Published on 25th July 2018
Galasphere 347 – Galasphere 347
This year four musicians have come together to create an album full of Anglo-Scandinavian influenced symphonic rock, the members’ pedigrees including White Willow, Henry Fool, Änglagård, Tim Bowness’ band, Weserbandland and Necromonkey. These experiences shine through this music, enhancing and helping to develop the songs, taking them to another level.
The album was recorded across three countries, Sweden, Norway and the U.K., and was sensitively mixed by Jacob Holm-Lupo at Dude Ranch Studios, Sandoya in Norway. Mastering was completed by Andy Jackson, who is well known for his work with Pink Floyd. The album takes the form of three long form songs over forty-one minutes. The songs have an epic, widescreen and cinematic feel; each piece is a cohesive whole which moves seamlessly from beginning to end. The music is melodic, beautiful at times, carefully constructed with all players at the top of their game, giving the listener a very satisfying experience.

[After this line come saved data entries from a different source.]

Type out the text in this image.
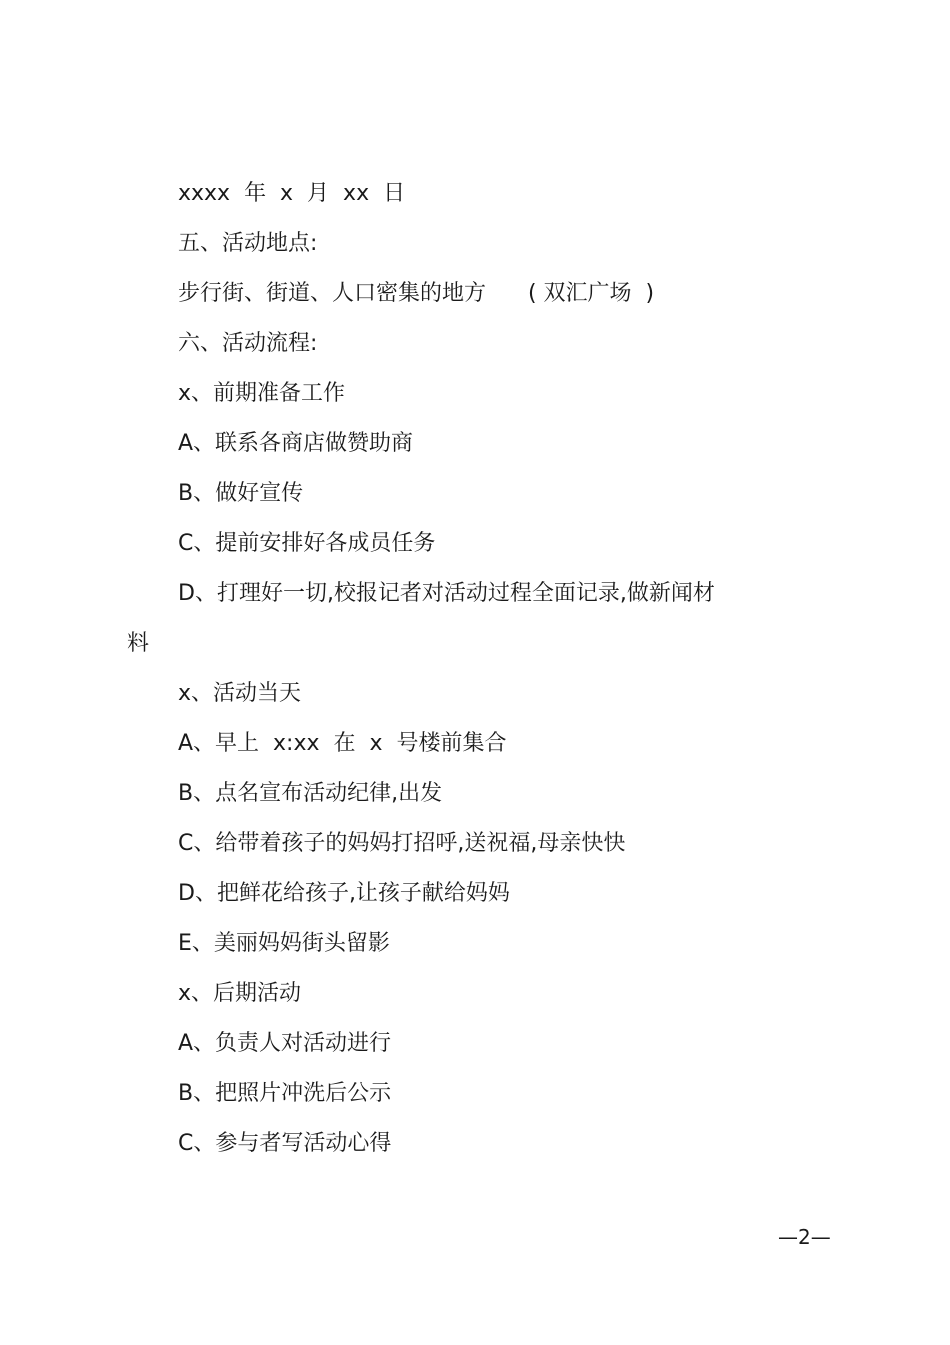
xxxx  年  x  月  xx  日
五、活动地点:
步行街、街道、人口密集的地方      ( 双汇广场  )
六、活动流程:
x、前期准备工作
A、联系各商店做赞助商
B、做好宣传
C、提前安排好各成员任务
D、打理好一切,校报记者对活动过程全面记录,做新闻材
料
x、活动当天
A、早上  x:xx  在  x  号楼前集合
B、点名宣布活动纪律,出发
C、给带着孩子的妈妈打招呼,送祝福,母亲快快
D、把鲜花给孩子,让孩子献给妈妈
E、美丽妈妈街头留影
x、后期活动
A、负责人对活动进行
B、把照片冲洗后公示
C、参与者写活动心得
—2—
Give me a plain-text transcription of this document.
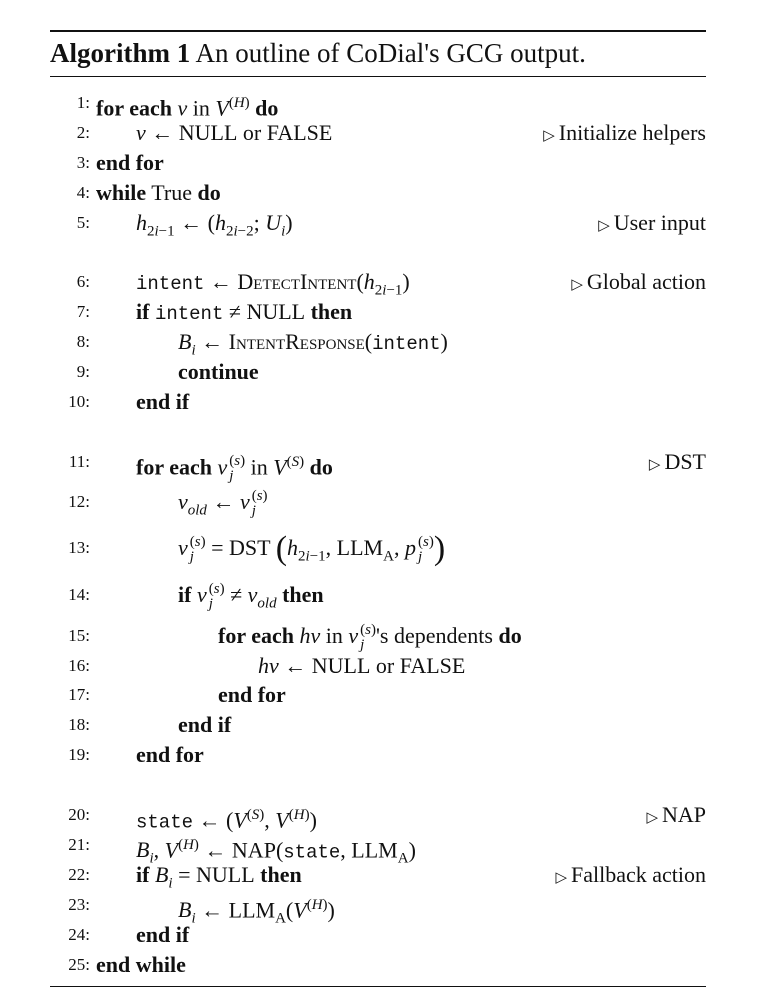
Algorithm 1 An outline of CoDial's GCG output.
1: for each v in $V^{(H)}$ do
2: v ← NULL or FALSE	▷ Initialize helpers
3: end for
4: while True do
5: $h_{2i-1}$ ← ($h_{2i-2}$; $U_i$)	▷ User input
6: intent ← $DetectIntent(h_{2i-1})$	▷ Global action
7: if intent ≠ NULL then
8:	$B_i$ ← IntentResponse(intent)
9:	continue
10: end if
11: for each v (s)
j in $V^{(S)}$ do	▷ DST
12:	$v_{old}$ ← v (s)
j
13:	v (s)
j = DST ($h_{2i-1}$, $LLM_A$, p (s)
j )
14:	if v (s)
$j \ne v_{old}$ then
15:	for each hv in v (s)
j 's dependents do
16:	hv ← NULL or FALSE
17:	end for
18:	end if
19: end for
20: state ← ($V^{(S)}$, $V^{(H)}$)	▷ NAP
21: $B_i$, $V^{(H)}$ ← NAP(state, $LLM_A$)
22: if $B_i$ = NULL then	▷ Fallback action
23:	$B_i$ ← $LLM_A(V^{(H)})$
24: end if
25: end while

Lyrically it’s a loose concept about a night out in a city, the anticipation and disappointments, the pleasures and the pain, the love and the loss. The sound quality is excellent, the balance between all instruments helps to identify the vintage and unusual instrumentation used, including Mellotrons, Moogs, Oberheims and Korgs, along with Stratocasters and Les Pauls. Throw in some Gizmotrons, glockenspeils and a Stylophone and we get an interesting musical landscape.
The album opens with the ten minute The Voice of Beauty Drowned, melodic and atmospheric before the vocals begin and take the song forward with some excellent bass lines, drum support and washes of keyboards. There is some beautiful flute here also. At around six minutes sound effects, which appear to be a helicopter, introduce a change of pace with some prominent keyboards, not changing the melodic feel of the song, just enhancing the scope of this well-paced piece.
The Fallen Angel is again well paced and melodic, at the start the vocals are reminiscent of Tim Bowness in their delivery, the song developing well. There is some lovely use of what appears to be a trumpet and at around ten minute we are treated to a little pop/rock vibe with a section that is reminiscent of Simple Minds. Barbarella’s Lover ends the album, kicking off with a gentle piano and vocal before the bass and drums come in with a pulsating rhythm, supported by keyboards and guitar to drive the song forward. The mix makes excellent use of the Seventies trend with the then new stereo format where the instruments phase between left and right speakers. Here it starts with Mattias Olsson’s drums appearing in one speaker then the next, the effect continuing with the keyboards, making headphone listening special. That said, these effects are not over done, just enough to enhance the experience.
This is an album full of texture, scope and depth, vintage sounds all given a modern production twist, well written and beautifully played. The three tracks appear to pass quickly and this encouraged me to hit the replay button, each play revealing more. This is a great piece of Anglo-Scandinavian symphonic prog rock, which you need to hear; glad I had the chance to review this album, it is has been an excellent find.
01. The Voice Of Beauty Drowned (10:43)
02. The Fallen Angel (15:35)
03. Barbarella’s Lover (15:18)
Total time – 41:36
Stephen James Bennett – Vocals, Keyboards, Guitars, Bass Pedals
Ketil Vestrum Einarsen – Keyboards, Programming, Flute
Jacob Holm-Lupo – Guitar, Bass
Mattias Olsson – Drums, Keyboards, Guitars, Bass Pedals
Record Label: Karisma Records
Country of Origin: Norway/Sweden/U.K.